Future-Proofing Autonomous Vehicles with Flexibility, Learning and Self-Healing

Last month’s CES featured countless autonomous pods from OEMs, suppliers and consumer electronics companies, all designed with great expectations for how passengers eventually will spend their time in them.

Judging by these concepts and initial research, we’ll spend that daily hour-long commute shopping, sleeping, working and watching movies in autonomous vehicles. This wide range of activities demands an ability to flexibly adapt to multiple uses.

For over a century, automakers have built, sold and delivered vehicles with a given purpose and character. While a Ford Mustang has one purpose, a Ram truck’s is wholly different. A German luxury sedan has one drive-style, while a Ferrari has another.

Aside from modifications (think: “Fast ’N Loud”), these vehicles were defined on the desks of strategists, designers and engineers and then purchased to fulfill one overall need or desire. To give them personality, some consumers give their cars a name; my friend called his Toyota “Pedro.”

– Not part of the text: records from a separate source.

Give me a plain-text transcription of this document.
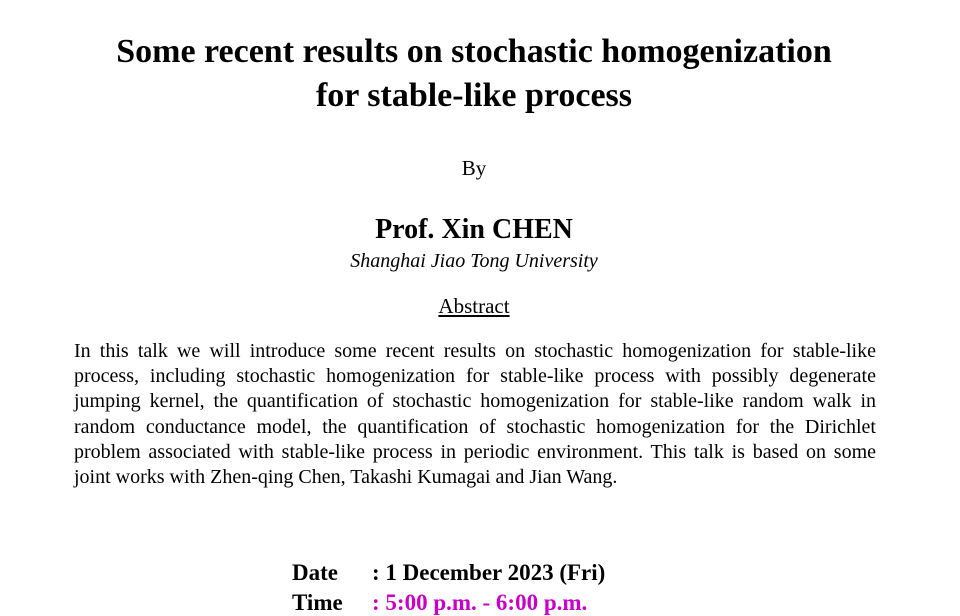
Some recent results on stochastic homogenization
for stable-like process
By
Prof. Xin CHEN
Shanghai Jiao Tong University
Abstract

In this talk we will introduce some recent results on stochastic homogenization for stable-like process, including stochastic homogenization for stable-like process with possibly degenerate jumping kernel, the quantification of stochastic homogenization for stable-like random walk in random conductance model, the quantification of stochastic homogenization for the Dirichlet problem associated with stable-like process in periodic environment. This talk is based on some joint works with Zhen-qing Chen, Takashi Kumagai and Jian Wang.

Date : 1 December 2023 (Fri)
Time : 5:00 p.m. - 6:00 p.m.
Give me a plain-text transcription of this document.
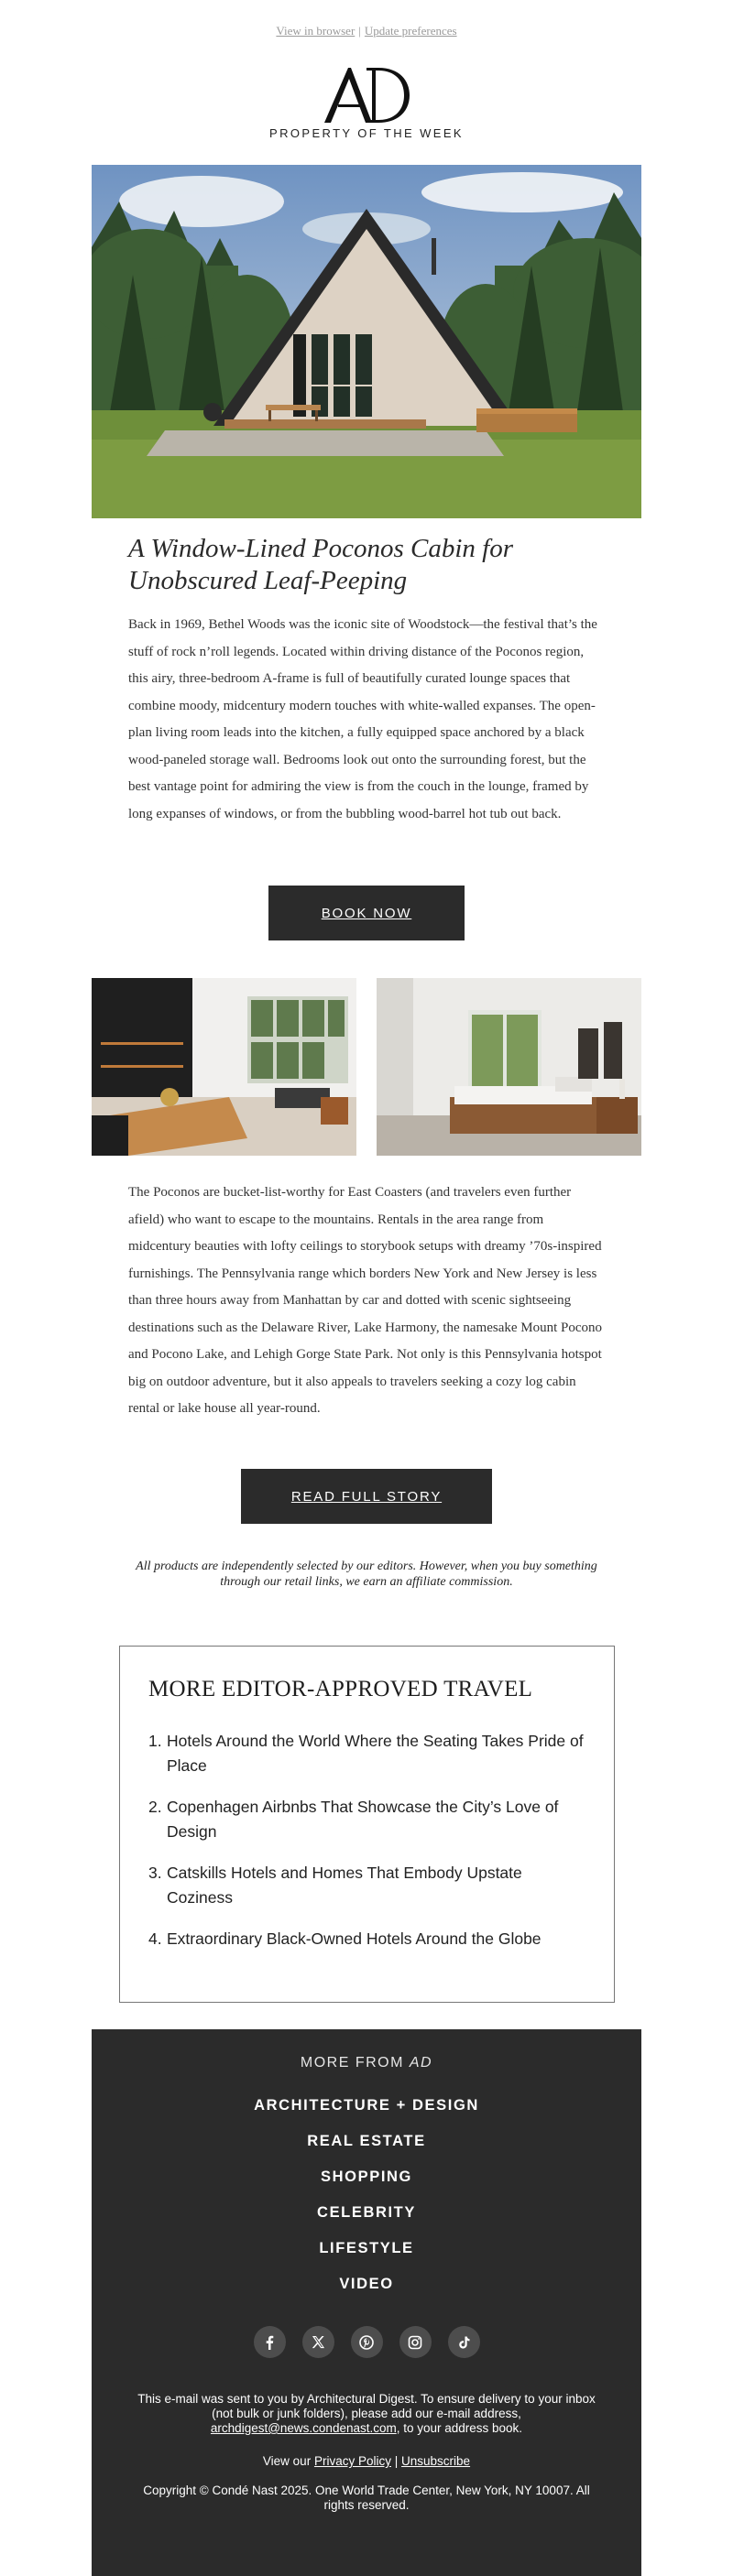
View in browser | Update preferences
PROPERTY OF THE WEEK
A Window-Lined Poconos Cabin for
Unobscured Leaf-Peeping

Back in 1969, Bethel Woods was the iconic site of Woodstock—the festival that’s the stuff of rock n’roll legends. Located within driving distance of the Poconos region, this airy, three-bedroom A-frame is full of beautifully curated lounge spaces that combine moody, midcentury modern touches with white-walled expanses. The open-plan living room leads into the kitchen, a fully equipped space anchored by a black wood-paneled storage wall. Bedrooms look out onto the surrounding forest, but the best vantage point for admiring the view is from the couch in the lounge, framed by long expanses of windows, or from the bubbling wood-barrel hot tub out back.

BOOK NOW

The Poconos are bucket-list-worthy for East Coasters (and travelers even further afield) who want to escape to the mountains. Rentals in the area range from midcentury beauties with lofty ceilings to storybook setups with dreamy ’70s-inspired furnishings. The Pennsylvania range which borders New York and New Jersey is less than three hours away from Manhattan by car and dotted with scenic sightseeing destinations such as the Delaware River, Lake Harmony, the namesake Mount Pocono and Pocono Lake, and Lehigh Gorge State Park. Not only is this Pennsylvania hotspot big on outdoor adventure, but it also appeals to travelers seeking a cozy log cabin rental or lake house all year-round.

READ FULL STORY

All products are independently selected by our editors. However, when you buy something through our retail links, we earn an affiliate commission.

MORE EDITOR-APPROVED TRAVEL
1. Hotels Around the World Where the Seating Takes Pride of Place
2. Copenhagen Airbnbs That Showcase the City’s Love of Design
3. Catskills Hotels and Homes That Embody Upstate Coziness
4. Extraordinary Black-Owned Hotels Around the Globe
MORE FROM AD
ARCHITECTURE + DESIGN
REAL ESTATE
SHOPPING
CELEBRITY
LIFESTYLE
VIDEO

This e-mail was sent to you by Architectural Digest. To ensure delivery to your inbox (not bulk or junk folders), please add our e-mail address, archdigest@news.condenast.com, to your address book.

View our Privacy Policy | Unsubscribe

Copyright © Condé Nast 2025. One World Trade Center, New York, NY 10007. All rights reserved.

Besides pods, voice control also had a big presence at CES. We saw several examples of (more or less natural) dialogue between riders and their cars. Very soon, you might say, “Hey Pedro, find a parking spot at the movie theater” while en route. Over time, we expect Pedro, Alexa, Siri and others to proactively learn our needs and our preferences – it will automatically book and pay for a parking spot when you reserve your movie ticket.

The vehicle itself may even adapt continually to suit the day’s events. Need a fast ride to the airport? All distractions will be muted, handling characteristics will be set to “firm” and the navigation will find the quickest route. Have some time before needing to pick up friends? Pedro will select a leisurely route, put on mood lighting and let you make calls during the journey.

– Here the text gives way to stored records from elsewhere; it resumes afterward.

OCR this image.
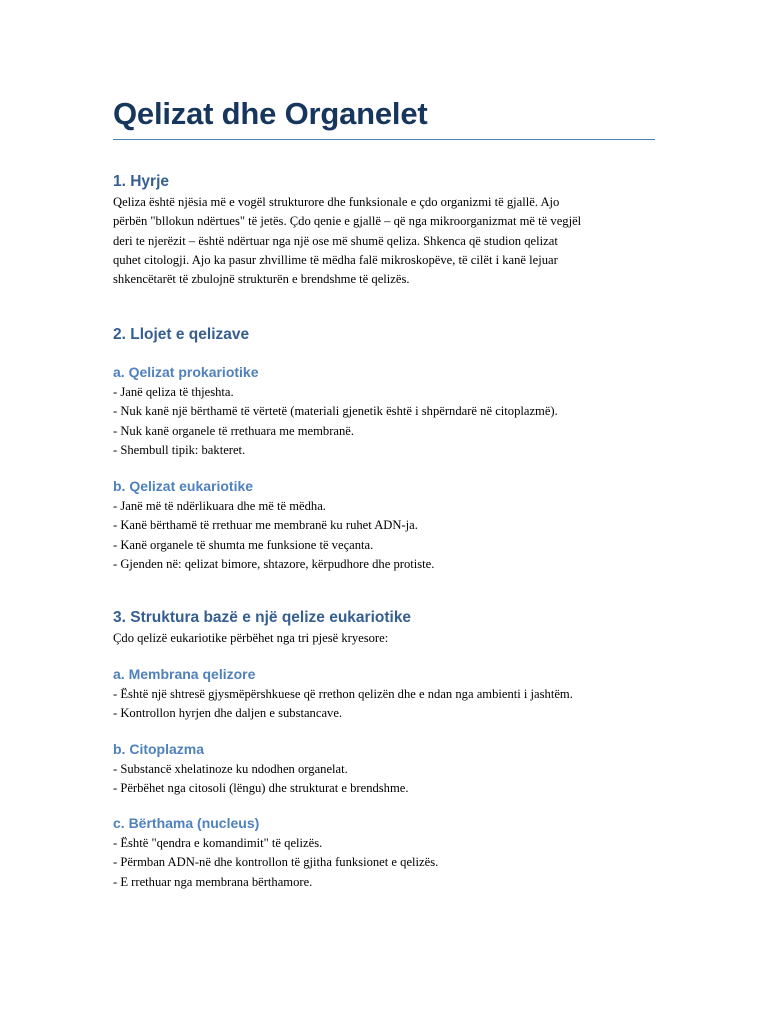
Qelizat dhe Organelet
1. Hyrje
Qeliza është njësia më e vogël strukturore dhe funksionale e çdo organizmi të gjallë. Ajo
përbën "bllokun ndërtues" të jetës. Çdo qenie e gjallë – që nga mikroorganizmat më të vegjël
deri te njerëzit – është ndërtuar nga një ose më shumë qeliza. Shkenca që studion qelizat
quhet citologji. Ajo ka pasur zhvillime të mëdha falë mikroskopëve, të cilët i kanë lejuar
shkencëtarët të zbulojnë strukturën e brendshme të qelizës.
2. Llojet e qelizave
a. Qelizat prokariotike
- Janë qeliza të thjeshta.
- Nuk kanë një bërthamë të vërtetë (materiali gjenetik është i shpërndarë në citoplazmë).
- Nuk kanë organele të rrethuara me membranë.
- Shembull tipik: bakteret.
b. Qelizat eukariotike
- Janë më të ndërlikuara dhe më të mëdha.
- Kanë bërthamë të rrethuar me membranë ku ruhet ADN-ja.
- Kanë organele të shumta me funksione të veçanta.
- Gjenden në: qelizat bimore, shtazore, kërpudhore dhe protiste.
3. Struktura bazë e një qelize eukariotike
Çdo qelizë eukariotike përbëhet nga tri pjesë kryesore:
a. Membrana qelizore
- Është një shtresë gjysmëpërshkuese që rrethon qelizën dhe e ndan nga ambienti i jashtëm.
- Kontrollon hyrjen dhe daljen e substancave.
b. Citoplazma
- Substancë xhelatinoze ku ndodhen organelat.
- Përbëhet nga citosoli (lëngu) dhe strukturat e brendshme.
c. Bërthama (nucleus)
- Është "qendra e komandimit" të qelizës.
- Përmban ADN-në dhe kontrollon të gjitha funksionet e qelizës.
- E rrethuar nga membrana bërthamore.
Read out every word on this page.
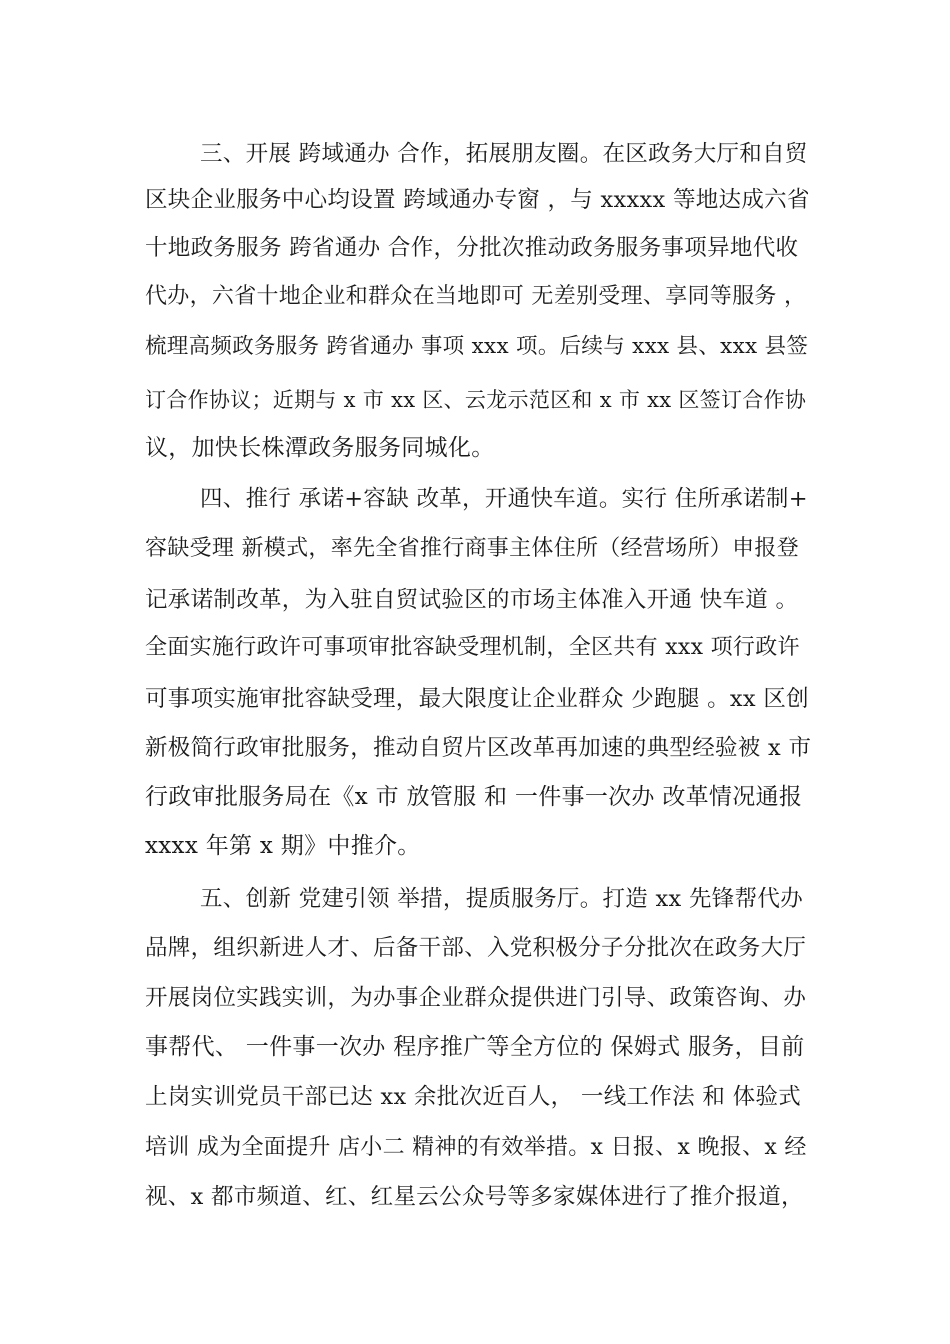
三、开展 跨域通办 合作，拓展朋友圈。在区政务大厅和自贸
区块企业服务中心均设置 跨域通办专窗 ，与 xxxxx 等地达成六省
十地政务服务 跨省通办 合作，分批次推动政务服务事项异地代收
代办，六省十地企业和群众在当地即可 无差别受理、享同等服务 ，
梳理高频政务服务 跨省通办 事项 xxx 项。后续与 xxx 县、xxx 县签
订合作协议；近期与 x 市 xx 区、云龙示范区和 x 市 xx 区签订合作协
议，加快长株潭政务服务同城化。
四、推行 承诺+容缺 改革，开通快车道。实行 住所承诺制+
容缺受理 新模式，率先全省推行商事主体住所（经营场所）申报登
记承诺制改革，为入驻自贸试验区的市场主体准入开通 快车道 。
全面实施行政许可事项审批容缺受理机制，全区共有 xxx 项行政许
可事项实施审批容缺受理，最大限度让企业群众 少跑腿 。xx 区创
新极简行政审批服务，推动自贸片区改革再加速的典型经验被 x 市
行政审批服务局在《x 市 放管服 和 一件事一次办 改革情况通报
xxxx 年第 x 期》中推介。
五、创新 党建引领 举措，提质服务厅。打造 xx 先锋帮代办
品牌，组织新进人才、后备干部、入党积极分子分批次在政务大厅
开展岗位实践实训，为办事企业群众提供进门引导、政策咨询、办
事帮代、 一件事一次办 程序推广等全方位的 保姆式 服务，目前
上岗实训党员干部已达 xx 余批次近百人， 一线工作法 和 体验式
培训 成为全面提升 店小二 精神的有效举措。x 日报、x 晚报、x 经
视、x 都市频道、红、红星云公众号等多家媒体进行了推介报道，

When these connected vehicles become shared and fully autonomous, expect this variability to vastly increase, along with utilization rates. Rather than calling upon your personal car, you might have a fleet of vehicles available to you, regularly updating themselves to optimize for efficiency.

Once the fleet AI has learned that every Thursday at 11 a.m., autonomous pod 638 (perhaps still called Pedro) is requested by a group of individuals that require mobility assistance, it will proactively move the seats to accommodate six wheelchairs. When it picks up schoolchildren at 3 p.m., it will make 12 seats available.

Not just the handling, but the entire interior concept will be designed for automated variability in a shared model – no human required.

These fleets of autonomous vehicles – perhaps managed decentrally by the blockchain – will continually scan the internal and external environment for threats and opportunities and adjust their profile accordingly. Has a blackout disabled the wireless charging networks in a part of the city? Vehicles with low charge will avoid the area, while others will flock to serve riders unable to take the subway. A concert has just ended, and 3,000 visitors need rides to the main train station? Where one vehicle hits upon its barriers of space and variability, other vehicles may be called in from the wider mobility network.

The network can incorporate data from any source. Well before we leave the house, our smartwatches may have aligned our individual biorhythm with our calendars and vehicles available in the mobility network. When you are feeling anxious and your calendar knows you have an important meeting coming up, perhaps a tranquil, single-seat pod will do. In turn, when you’re going out with friends, the social pod with drink service turns up at your door. Over time, both the vehicle and the network adjust for the optimal configuration to bring users to their destinations.

Too futuristic for 2019? Perhaps, but current product planning extends past 2030. Given the pace of change, OEMs and tech companies must organize data sets today to enable flexible integration into tomorrow’s use cases. Vehicles built today can and should be incomplete at deployment. They will self-learn new roles based on additional data and applications.

Even beyond self-learning networks is self-healing software, a process by which the vehicle proactively scans itself and its environment for up-to-date information; where it detects a fault, the software autonomously implements a solution – again, without human input. And where there is an unprogrammed opportunity – a flashmob at the coffee shop, perhaps – the network could create an algorithm to address the opportunity.

Initially, self-learning and self-healing software may serve to provide a safety net for OEMs in the context of shorter development and testing cycles. Ultimately, however, it will future-proof vehicles. Because we can’t know today what Pedro will do tomorrow.